Let’s take a look at just a couple of them, starting with my personal favorite, “1Q84.” “A young woman named Aomame follows a taxi driver’s enigmatic suggestion and begins to notice puzzling discrepancies in the world around her. She has entered, she realizes, a parallel existence, which she calls 1Q84 —’Q is for question mark. A world that bears a question.’ Meanwhile, an aspiring writer named Tengo takes on a suspect ghostwriting project. He becomes so wrapped up with the work and its unusual author that, soon, his previously placid life begins to come unraveled. A love story, a mystery, a fantasy, a novel of self-discovery, a dystopia to rival George Orwell’s — 1Q84 is Haruki Murakami’s most ambitious undertaking yet: an instant best seller in his native Japan, and a tremendous feat of imagination from one of our most revered contemporary writers.”

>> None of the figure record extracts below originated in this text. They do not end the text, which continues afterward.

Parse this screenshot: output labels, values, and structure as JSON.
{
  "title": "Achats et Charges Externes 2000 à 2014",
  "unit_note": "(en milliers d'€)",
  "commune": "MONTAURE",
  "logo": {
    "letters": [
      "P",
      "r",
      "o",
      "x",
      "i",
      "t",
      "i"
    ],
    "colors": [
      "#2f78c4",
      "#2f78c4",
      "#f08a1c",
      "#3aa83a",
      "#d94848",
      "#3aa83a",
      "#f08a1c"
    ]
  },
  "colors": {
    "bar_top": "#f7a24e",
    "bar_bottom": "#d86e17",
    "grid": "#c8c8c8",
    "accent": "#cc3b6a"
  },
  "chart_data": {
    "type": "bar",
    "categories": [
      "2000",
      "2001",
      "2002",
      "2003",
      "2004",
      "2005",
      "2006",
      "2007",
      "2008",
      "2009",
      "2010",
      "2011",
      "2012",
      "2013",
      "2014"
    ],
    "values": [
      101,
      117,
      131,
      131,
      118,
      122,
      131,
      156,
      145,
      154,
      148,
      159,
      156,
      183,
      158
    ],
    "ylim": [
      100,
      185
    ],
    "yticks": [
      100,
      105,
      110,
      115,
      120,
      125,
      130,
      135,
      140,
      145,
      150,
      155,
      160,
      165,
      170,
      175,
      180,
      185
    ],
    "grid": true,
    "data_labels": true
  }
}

At the Center of “After Dark” are “two sisters—Eri, a fashion model slumbering her way into oblivion, and Mari, a young student soon led from solitary reading at an anonymous Denny’s toward people whose lives are radically alien to her own: a jazz trombonist who claims they’ve met before, a burly female ‘love hotel’ manager and her maid staff, and a Chinese prostitute savagely brutalized by a businessman. These ‘night people’ are haunted by secrets and needs that draw them together more powerfully than the differing circumstances that might keep them apart, and it soon becomes clear that Eri’s slumber—mysteriously tied to the businessman plagued by the mark of his crime—will either restore or annihilate her.”
Murakami’s much-anticipated new novel, titled “Killing Commendatore” “is an epic tour de force of love and loneliness, war and art – as well as a loving homage to The Great Gatsby -and a stunning work of imagination from one of our greatest writers.” It is set to be released in October. We hope you’ll visit your local library for a copy of this and Murakami’s other works.